Davin drew the picture with crayons a few days before- it showed the two of them and a spacecraft shining down a yellow beam of light that he said would lift them up from the ground. They would be able to ride the spaceship out into the stars and the other galaxies, just the two of them and several aliens. They’d be able to raise a family together on one of the ringed planets depicted in salmon-colored crayon.

But now the picture was gone- it wasn’t in any of her spiral-bound notebooks or in any of the pockets in her bag. And without it the space trip seemed that much more imaginary, like Mrs. Croukle had said it was. A small squirrel stopped and gave her a knowing stare before zipping away very quickly.

Just then a car pulled up and it wasn’t the bus or her Mom, it was a police car. The police man with little pale blue eyes leaned out and called her name. She took off running over the crunchy snow and down across the field. She ran and ran, across a little stream getting her rubber boots wet, and when she looked back the officers were out of their car and had a dog with them.
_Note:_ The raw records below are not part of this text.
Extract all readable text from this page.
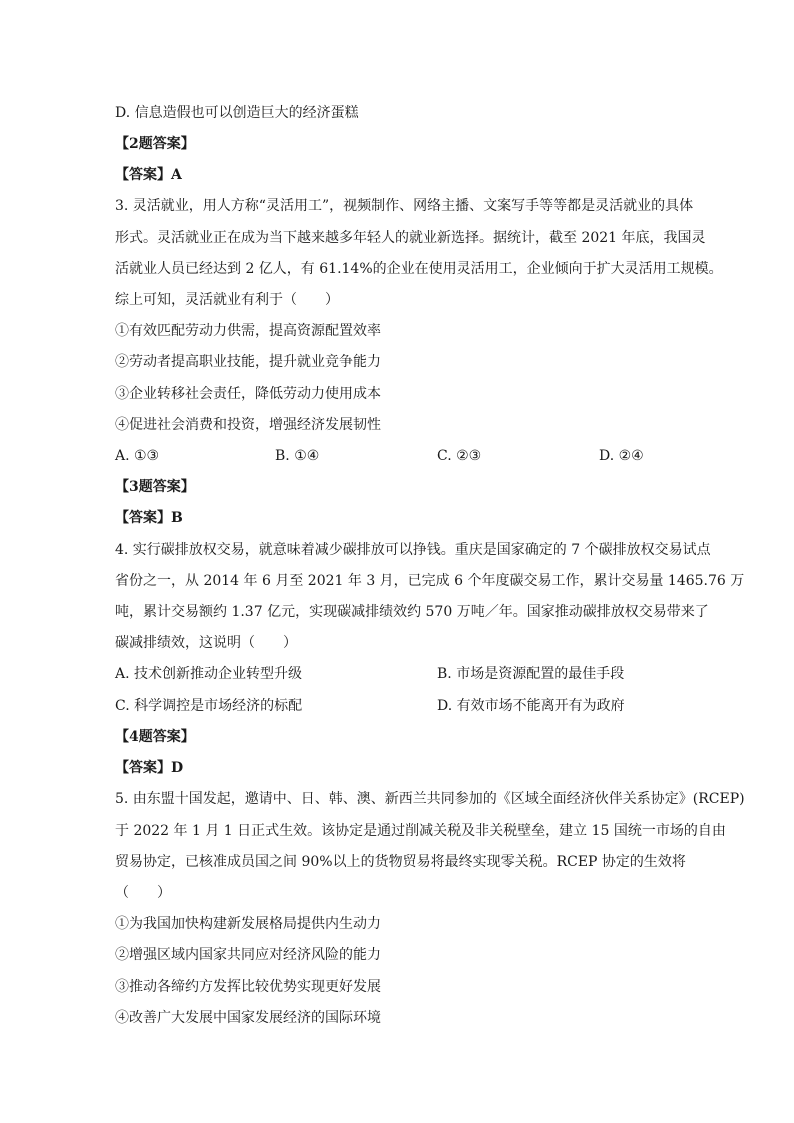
D. 信息造假也可以创造巨大的经济蛋糕
【2题答案】
【答案】A
3. 灵活就业，用人方称“灵活用工”，视频制作、网络主播、文案写手等等都是灵活就业的具体
形式。灵活就业正在成为当下越来越多年轻人的就业新选择。据统计，截至 2021 年底，我国灵
活就业人员已经达到 2 亿人，有 61.14%的企业在使用灵活用工，企业倾向于扩大灵活用工规模。
综上可知，灵活就业有利于（　　）
①有效匹配劳动力供需，提高资源配置效率
②劳动者提高职业技能，提升就业竞争能力
③企业转移社会责任，降低劳动力使用成本
④促进社会消费和投资，增强经济发展韧性
A. ①③	B. ①④	C. ②③	D. ②④
【3题答案】
【答案】B
4. 实行碳排放权交易，就意味着减少碳排放可以挣钱。重庆是国家确定的 7 个碳排放权交易试点
省份之一，从 2014 年 6 月至 2021 年 3 月，已完成 6 个年度碳交易工作，累计交易量 1465.76 万
吨，累计交易额约 1.37 亿元，实现碳减排绩效约 570 万吨／年。国家推动碳排放权交易带来了
碳减排绩效，这说明（　　）
A. 技术创新推动企业转型升级	B. 市场是资源配置的最佳手段
C. 科学调控是市场经济的标配	D. 有效市场不能离开有为政府
【4题答案】
【答案】D
5. 由东盟十国发起，邀请中、日、韩、澳、新西兰共同参加的《区域全面经济伙伴关系协定》(RCEP)
于 2022 年 1 月 1 日正式生效。该协定是通过削减关税及非关税壁垒，建立 15 国统一市场的自由
贸易协定，已核准成员国之间 90%以上的货物贸易将最终实现零关税。RCEP 协定的生效将
（　　）
①为我国加快构建新发展格局提供内生动力
②增强区域内国家共同应对经济风险的能力
③推动各缔约方发挥比较优势实现更好发展
④改善广大发展中国家发展经济的国际环境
She ran up to where another brook curved along the meadow and ran in the water, like she remembered people did in movies to elude dogs, the ice water splashing her jeans.

Whenever she looked back they were closer but never seemed to be looking directly at her so she thought she might still have a chance. When she got to the silo she ran around behind it, breathing hard. She was so tired she collapsed against the back of the silo and that’s when she saw Davin. “You gotta come back with me and the cops,” Davin said. “Bring that picture.” She slapped him, knocking him down, and took off running again, crying because she felt so betrayed.

When the alien spacecraft arrived the cops had cornered her by the Brent barn and she was still crying and couldn’t run anymore. The alien tractor beam whisked her up into the sky and deposited her in a plush cockpit with colorful couches and a bunch of aliens. A cute boy alien gestured for her to join him by the porthole and they watched together as the Brent barn and all the cops got smaller and smaller in the distance then the whole American continent was getting smaller then they were above the clouds watching as the entire Earth got smaller and smaller until it was the size of a BB. She turned to the boy alien and smiled. Then all the running caught up with her and she leaned back, sinking into the fuzzy couch, and fell into a very deep sleep.